Your boyfriend needs to mature and take better care of himself. Otherwise, the pain he would cause to both of you is not worth the relationship. I would suggest telling him something along those lines. Whether you break up with him or not is a decision you have to make on your own and be comfortable with, but consider that 1) no one deserves to be treated badly, 2) you cannot force your boyfriend to change his habits. He will do so when he is ready too, not before.
Most importantly, take care of yourself. You do not specify how he ‘changes’ when he drinks but any type of abuse, verbal, physical, or otherwise, is never right nor acceptable.
Oh, and Mark?
‘what I can usefully do about the fact that pretty much all women feel under pressure to lose weight in order to be more attractive, even though it tends NOT to be more attractive?’
You are magnificent.
Posted by Simone on April 6, 2010
Dear Mr. Watson,
I know nothing about politics/political parties in the UK. All the news about the general election baffles me. Can you help me understand?
Posted by James on April 6, 2010
Had to put Idioteque on to check lyrics but got distracted reading the blog and forgot to listen. Fail!

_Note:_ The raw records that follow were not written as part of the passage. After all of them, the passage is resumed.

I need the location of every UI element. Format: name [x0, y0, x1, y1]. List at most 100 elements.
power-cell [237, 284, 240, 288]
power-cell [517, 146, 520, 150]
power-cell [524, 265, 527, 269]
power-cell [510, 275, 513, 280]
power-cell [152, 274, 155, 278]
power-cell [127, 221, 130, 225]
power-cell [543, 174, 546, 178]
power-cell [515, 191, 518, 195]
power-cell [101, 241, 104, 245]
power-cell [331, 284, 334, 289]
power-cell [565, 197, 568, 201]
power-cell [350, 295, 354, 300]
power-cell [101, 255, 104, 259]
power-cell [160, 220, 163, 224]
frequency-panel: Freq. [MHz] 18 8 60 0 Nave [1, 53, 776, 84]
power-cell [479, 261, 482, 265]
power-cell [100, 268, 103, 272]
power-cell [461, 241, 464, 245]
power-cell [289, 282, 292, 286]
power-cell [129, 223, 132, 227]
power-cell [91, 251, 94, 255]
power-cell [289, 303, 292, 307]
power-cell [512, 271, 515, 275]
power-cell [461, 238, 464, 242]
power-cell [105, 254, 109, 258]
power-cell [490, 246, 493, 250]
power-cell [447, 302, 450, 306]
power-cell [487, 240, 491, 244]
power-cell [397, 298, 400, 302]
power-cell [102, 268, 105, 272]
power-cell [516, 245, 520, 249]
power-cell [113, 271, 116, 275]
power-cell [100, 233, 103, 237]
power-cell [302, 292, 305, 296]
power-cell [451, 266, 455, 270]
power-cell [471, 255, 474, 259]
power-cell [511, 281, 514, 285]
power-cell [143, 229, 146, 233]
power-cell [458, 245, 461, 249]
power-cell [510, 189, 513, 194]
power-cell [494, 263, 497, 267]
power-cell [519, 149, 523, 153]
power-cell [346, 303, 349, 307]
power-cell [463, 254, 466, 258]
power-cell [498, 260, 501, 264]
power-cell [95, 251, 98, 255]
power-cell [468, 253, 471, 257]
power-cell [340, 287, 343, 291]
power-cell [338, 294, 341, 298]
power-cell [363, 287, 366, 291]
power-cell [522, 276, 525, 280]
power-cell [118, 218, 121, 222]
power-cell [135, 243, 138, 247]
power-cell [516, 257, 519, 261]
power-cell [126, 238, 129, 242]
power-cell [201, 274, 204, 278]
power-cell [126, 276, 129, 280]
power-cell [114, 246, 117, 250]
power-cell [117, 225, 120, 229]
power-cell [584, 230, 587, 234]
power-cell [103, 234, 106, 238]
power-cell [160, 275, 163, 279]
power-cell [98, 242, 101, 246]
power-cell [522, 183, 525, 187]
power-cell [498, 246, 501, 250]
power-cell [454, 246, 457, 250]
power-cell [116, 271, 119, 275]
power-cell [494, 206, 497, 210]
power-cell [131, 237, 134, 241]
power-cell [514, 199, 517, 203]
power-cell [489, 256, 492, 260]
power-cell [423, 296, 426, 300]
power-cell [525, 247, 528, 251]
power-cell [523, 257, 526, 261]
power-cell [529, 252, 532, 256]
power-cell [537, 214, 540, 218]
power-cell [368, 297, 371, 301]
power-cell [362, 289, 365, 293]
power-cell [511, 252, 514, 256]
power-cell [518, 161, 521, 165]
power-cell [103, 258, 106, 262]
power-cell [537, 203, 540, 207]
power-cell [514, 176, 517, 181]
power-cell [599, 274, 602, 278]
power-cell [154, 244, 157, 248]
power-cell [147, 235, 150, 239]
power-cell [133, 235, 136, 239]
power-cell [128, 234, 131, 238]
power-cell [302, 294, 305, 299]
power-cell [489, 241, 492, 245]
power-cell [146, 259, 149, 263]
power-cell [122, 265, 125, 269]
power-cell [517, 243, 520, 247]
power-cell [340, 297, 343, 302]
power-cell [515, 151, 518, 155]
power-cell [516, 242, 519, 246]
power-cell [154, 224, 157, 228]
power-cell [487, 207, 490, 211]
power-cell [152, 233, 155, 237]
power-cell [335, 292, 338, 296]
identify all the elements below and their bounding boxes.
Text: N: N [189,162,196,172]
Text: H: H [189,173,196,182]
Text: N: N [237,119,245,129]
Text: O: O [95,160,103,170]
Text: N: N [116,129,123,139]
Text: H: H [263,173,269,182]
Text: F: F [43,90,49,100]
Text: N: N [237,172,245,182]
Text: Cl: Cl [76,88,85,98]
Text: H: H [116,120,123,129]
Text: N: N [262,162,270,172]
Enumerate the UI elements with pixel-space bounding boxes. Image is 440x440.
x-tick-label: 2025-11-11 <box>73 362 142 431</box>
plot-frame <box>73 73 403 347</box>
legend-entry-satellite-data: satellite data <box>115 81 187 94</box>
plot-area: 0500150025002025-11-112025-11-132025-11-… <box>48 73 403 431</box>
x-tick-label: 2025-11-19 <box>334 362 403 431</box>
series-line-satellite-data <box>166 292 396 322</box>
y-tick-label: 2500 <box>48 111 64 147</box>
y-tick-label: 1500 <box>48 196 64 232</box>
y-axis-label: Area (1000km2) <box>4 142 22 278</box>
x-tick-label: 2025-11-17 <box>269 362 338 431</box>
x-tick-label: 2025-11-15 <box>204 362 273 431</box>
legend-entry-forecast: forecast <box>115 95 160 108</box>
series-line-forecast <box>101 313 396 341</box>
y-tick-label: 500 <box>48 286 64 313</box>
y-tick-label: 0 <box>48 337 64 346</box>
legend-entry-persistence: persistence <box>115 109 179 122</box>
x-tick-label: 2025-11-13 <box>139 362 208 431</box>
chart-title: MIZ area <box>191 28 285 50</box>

Posted by Steven Harris on April 6, 2010
Matt, I sometimes struggle to get anywhere with writing projects. The trick for me is to try and imagine my brain has two different settings. One setting is ‘creative’ and that’s the setting I need to write and write and write. The second setting is ‘critical’ which is the setting I need when I look back on the previous day’s writing and attend to editing. Sadly, brains like this appear to have a design fault and can be switched to both settings at once. So the real trick is to ensure that your creative setting is the only one switched on while you write and the critical setting is the only one you use when editing. Only that way can I objectively assess the work I’ve done and stay inspired and imaginative enough to carry that work forward to its conclusion.